Nouveaux enseignements de la Cour d’appel en matière de couverture d’assurance de responsabilité générale des entreprises relativement à des travaux défectueux.
Les praticiens en droit des assurances ont certainement eu l’occasion de prendre connaissance de l’arrêt rendu le 29 septembre 2010 par la Cour suprême du Canada dans l’affaire Progressive Homes Limited c. Compagnie canadienne d’assurances générales Lombard1, lequel a fait couler beaucoup d’encre en mettant de l’avant divers principes relatifs à l’application d’une police d’assurance de responsabilité civile générale des entreprises.
Force est de constater que cet arrêt a subséquemment incité les plaideurs à poursuivre leurs efforts afin de faire toutes les distinctions et tous les rapprochements possibles au bénéfice de leurs clients respectifs.
Rappelons d’abord que dans cette affaire, le juge Rothstein, au nom de la Cour, a énoncé que le « dommage matériel » ne pouvait être limité aux biens d’autrui et a avancé l’idée qu’un vice de construction ainsi qu’un bien défectueux ne peuvent être automatiquement exclus de la définition de « dommage matériel » et ce, tout particulièrement lorsque les dommages subis sont visibles ou apparents.
Or, l’arrêt Intact, Compagnie d’assurances c. Constructions GSS Gauthier 2000 inc.2 , rendu le 16 mai 2014 par la Cour d’appel du Québec, est un excellent exemple de cette tentative d’écarter une application large des principes dégagés dans Progressive Homes. Cependant, loin de restreindre le raisonnement soutenu par le juge Rothstein, la Cour d’appel pousse celui-ci plus loin.
Résumons les faits. Dans cette affaire, l’assureur et son assurée avaient été condamnés par la Cour supérieure, suivant des dommages subis par les propriétaires d’un chalet qui avaient engagé les services d’un entrepreneur afin d’effectuer des travaux de toiture.

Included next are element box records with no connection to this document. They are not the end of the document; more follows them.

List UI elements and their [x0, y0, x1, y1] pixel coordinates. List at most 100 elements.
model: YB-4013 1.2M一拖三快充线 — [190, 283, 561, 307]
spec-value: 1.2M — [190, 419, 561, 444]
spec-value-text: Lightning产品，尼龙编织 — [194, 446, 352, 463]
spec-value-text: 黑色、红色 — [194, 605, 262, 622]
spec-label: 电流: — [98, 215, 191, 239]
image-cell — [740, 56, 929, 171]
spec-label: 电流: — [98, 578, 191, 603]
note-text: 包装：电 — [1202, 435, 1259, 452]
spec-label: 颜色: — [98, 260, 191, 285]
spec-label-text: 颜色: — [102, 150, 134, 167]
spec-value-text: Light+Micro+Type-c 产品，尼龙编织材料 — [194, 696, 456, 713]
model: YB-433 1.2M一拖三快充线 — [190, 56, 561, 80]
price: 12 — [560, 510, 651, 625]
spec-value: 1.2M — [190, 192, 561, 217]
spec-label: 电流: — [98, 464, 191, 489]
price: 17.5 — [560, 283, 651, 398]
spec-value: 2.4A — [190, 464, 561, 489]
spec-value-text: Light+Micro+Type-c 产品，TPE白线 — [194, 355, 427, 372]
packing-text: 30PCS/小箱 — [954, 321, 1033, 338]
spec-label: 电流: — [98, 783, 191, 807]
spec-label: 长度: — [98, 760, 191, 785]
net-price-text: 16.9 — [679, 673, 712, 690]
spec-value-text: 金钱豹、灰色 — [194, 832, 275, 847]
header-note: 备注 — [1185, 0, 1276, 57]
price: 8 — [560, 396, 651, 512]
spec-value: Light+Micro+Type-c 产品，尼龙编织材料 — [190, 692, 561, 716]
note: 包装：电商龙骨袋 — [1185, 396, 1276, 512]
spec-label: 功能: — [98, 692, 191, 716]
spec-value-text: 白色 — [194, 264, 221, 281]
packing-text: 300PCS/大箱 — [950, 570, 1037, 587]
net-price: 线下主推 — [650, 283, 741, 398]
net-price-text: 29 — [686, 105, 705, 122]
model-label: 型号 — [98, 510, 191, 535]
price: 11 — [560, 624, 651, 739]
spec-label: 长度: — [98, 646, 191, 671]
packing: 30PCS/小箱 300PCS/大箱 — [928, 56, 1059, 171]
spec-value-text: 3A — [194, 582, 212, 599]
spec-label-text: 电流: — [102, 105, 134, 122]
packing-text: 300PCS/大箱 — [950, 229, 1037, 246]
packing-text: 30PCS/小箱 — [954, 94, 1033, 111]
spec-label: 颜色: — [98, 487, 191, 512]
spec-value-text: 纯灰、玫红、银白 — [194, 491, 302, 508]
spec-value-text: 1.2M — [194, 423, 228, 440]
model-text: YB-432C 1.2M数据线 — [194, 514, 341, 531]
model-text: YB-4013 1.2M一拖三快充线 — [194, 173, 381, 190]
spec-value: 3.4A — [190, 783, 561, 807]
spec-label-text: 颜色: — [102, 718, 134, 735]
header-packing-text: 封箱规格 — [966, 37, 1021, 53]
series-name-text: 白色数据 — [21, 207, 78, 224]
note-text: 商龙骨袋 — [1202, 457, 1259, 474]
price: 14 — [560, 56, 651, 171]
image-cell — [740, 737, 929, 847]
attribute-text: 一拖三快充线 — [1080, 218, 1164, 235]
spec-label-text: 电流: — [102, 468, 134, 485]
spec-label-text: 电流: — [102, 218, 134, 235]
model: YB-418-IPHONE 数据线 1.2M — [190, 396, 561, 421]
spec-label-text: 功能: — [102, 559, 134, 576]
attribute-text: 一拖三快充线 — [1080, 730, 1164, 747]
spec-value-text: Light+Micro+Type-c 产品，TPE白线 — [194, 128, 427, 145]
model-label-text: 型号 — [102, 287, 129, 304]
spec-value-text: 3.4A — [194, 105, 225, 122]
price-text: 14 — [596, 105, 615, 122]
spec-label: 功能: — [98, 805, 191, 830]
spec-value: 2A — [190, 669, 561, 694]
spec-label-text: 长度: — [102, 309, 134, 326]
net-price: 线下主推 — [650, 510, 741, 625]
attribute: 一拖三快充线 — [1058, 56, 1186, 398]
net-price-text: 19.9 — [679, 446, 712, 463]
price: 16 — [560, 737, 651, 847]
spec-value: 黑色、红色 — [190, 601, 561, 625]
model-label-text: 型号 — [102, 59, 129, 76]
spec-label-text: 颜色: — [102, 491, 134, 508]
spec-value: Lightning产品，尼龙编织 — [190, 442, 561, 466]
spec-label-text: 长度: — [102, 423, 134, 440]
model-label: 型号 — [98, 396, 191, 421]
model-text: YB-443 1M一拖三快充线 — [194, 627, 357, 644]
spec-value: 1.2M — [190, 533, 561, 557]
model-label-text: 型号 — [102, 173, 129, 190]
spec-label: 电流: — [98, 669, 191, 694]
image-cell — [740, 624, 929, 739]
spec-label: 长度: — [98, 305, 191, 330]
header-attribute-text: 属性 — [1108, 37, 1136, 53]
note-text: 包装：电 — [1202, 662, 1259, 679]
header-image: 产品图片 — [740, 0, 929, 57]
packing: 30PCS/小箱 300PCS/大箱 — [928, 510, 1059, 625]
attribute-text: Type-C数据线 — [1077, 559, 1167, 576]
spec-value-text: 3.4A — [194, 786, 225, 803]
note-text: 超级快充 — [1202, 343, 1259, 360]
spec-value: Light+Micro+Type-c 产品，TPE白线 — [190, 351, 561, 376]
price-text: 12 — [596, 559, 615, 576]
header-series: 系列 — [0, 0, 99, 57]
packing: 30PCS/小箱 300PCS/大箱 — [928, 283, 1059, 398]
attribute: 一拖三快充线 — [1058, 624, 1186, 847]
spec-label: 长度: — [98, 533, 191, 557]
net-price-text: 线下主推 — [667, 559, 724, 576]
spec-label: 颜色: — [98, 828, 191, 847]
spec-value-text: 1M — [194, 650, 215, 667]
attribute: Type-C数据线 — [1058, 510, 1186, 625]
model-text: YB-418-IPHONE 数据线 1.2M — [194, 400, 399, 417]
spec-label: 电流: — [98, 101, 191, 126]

Or, non seulement les travaux effectués par l’entrepreneur étaient défectueux mais ils avaient causé des infiltrations d’eau à leur immeuble.
En première instance, l’assureur a invoqué, dans un premier temps, que son obligation devait être limitée à l’obligation de défendre. L’assureur a ensuite fait valoir que la réclamation du client, laquelle était fondée notamment sur la garantie de qualité des travaux effectués par l’entrepreneur, ne résultait pas d’un sinistre au sens de la police d’assurance et que les dommages qui en découlaient ne relevaient pas de la garantie d’assurance. En d’autres termes, l’assureur prétendait que ces dommages constituaient une perte économique et non un dommage matériel au sens de la police d’assurance. Il faut rappeler que dans cette affaire, la définition de « sinistre », telle que comprise dans la police d’assurance, était libellée comme désignant « (…) un accident, y compris l’exposition contenue ou répétée à des conditions nocives essentiellement de même nature. »
Sur ces questions, la Cour d’appel constate que ni dans son inscription en appel, ni dans son mémoire, l’assureur n’avait allégué ou même tenté de démontrer que l’interprétation de la juge de première instance, quant à la notion « d’accident », n’était pas appuyée sur une preuve valablement administrée. La Cour d’appel n’a donc eu d’autre choix que de constater que cette détermination de fait avait trouvé un solide appui dans la preuve qui avait été présentée devant le tribunal de première instance.
En ce qui a trait à l’argument voulant que l’assureur n’était tenu qu’à défendre son assurée, la Cour d’appel n’a pas retenu cet argument et elle a réitéré que les enseignements de l’arrêt Progressive Homes étaient tout aussi pertinents dans le cadre d’un appel en garantie.
Enfin, la Cour d’appel a confirmé le raisonnement de la juge de première instance à l’effet que les dommages causés ne constituaient pas seulement des malfaçons mais qu’ils entraient également dans la définition de « perte partielle » du bâtiment (ce qui peut d’ailleurs engager la responsabilité légale des entrepreneurs en cas de perte d’un ouvrage aux termes des articles 2118 et 2119 du Code civil du Québec).
Conséquemment, la Cour d’appel a constaté que les principes applicables à l’interprétation d’une police d’assurance de responsabilité des entreprises avaient bel et bien été appliqués en l’espèce, à savoir qu’il fallait d’abord déterminer s’il y avait eu un dommage au sens de la police avant d’étudier les exclusions et les exceptions qui y étaient contenues.